Perhaps perfection is something, when applied to life and marriage, can only be judged in hindsight. It is a painting painted equally of tears and laughter, of anger and hurt, but also of forgiveness and grace. The end product has a beauty that can only be viewed from the inside.
Because it is our home.
And we will build it together.
Lovely post!
patchwork cottages are the best kind
I agree, patchwork is wonderful – in it you see the old and the new, the carefully tended, the threadbare, and the needs repair. It is ever-changing, ever old and ever new.
I am amazed at the insight of everything I come across on this blog.
Awww…words of wisdom. 🙂 As an unmarried I will take your words to heart.
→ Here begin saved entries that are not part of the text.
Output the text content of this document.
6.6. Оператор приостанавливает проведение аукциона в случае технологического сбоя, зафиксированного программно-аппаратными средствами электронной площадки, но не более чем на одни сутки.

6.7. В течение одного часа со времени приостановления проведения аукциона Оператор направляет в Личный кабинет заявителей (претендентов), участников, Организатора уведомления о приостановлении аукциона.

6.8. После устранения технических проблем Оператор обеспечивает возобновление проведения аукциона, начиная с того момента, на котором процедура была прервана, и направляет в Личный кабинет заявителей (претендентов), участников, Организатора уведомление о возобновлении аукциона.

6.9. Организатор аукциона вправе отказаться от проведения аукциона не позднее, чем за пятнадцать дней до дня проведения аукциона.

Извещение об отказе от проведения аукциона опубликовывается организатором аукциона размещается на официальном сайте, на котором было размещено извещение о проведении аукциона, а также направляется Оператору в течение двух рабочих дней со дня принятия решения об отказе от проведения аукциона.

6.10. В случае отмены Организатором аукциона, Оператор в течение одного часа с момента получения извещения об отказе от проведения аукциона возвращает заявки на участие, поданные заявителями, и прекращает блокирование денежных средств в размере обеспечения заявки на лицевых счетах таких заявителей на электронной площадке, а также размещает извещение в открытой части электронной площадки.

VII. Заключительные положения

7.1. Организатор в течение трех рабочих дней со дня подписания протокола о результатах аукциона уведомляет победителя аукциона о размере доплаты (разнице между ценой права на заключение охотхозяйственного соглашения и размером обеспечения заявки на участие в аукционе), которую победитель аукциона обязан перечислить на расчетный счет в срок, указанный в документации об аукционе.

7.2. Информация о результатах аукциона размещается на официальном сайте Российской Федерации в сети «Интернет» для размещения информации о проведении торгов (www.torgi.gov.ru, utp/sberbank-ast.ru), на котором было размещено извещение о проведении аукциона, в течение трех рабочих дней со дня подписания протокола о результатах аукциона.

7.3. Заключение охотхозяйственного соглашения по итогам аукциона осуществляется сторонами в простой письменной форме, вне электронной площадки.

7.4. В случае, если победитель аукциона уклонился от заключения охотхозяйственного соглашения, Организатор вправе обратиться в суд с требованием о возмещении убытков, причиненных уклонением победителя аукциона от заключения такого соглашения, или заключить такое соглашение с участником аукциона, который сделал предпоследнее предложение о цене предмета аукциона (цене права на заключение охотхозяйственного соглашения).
And then still, some people are destined to not build a cottage for two. Instead, they will keep their studio or one bedroom apartment, that they have no permanent committment to, and be content with that.
For some of us: Home is where we make it, not what it makes of us. And with this too, we are content.
Much love to you, the Moosester and Harrypotamus!
So true. Beautifully written.
Forgiveness and grace are HIGHLY underrated these days. You, my girl, have come to a beautiful conclusion. From my years of knowing you guys, I feel that your “patchwork cottage” is more perfect than any fabricated, manufactured, contrived vision of a perfect, sprawling estate.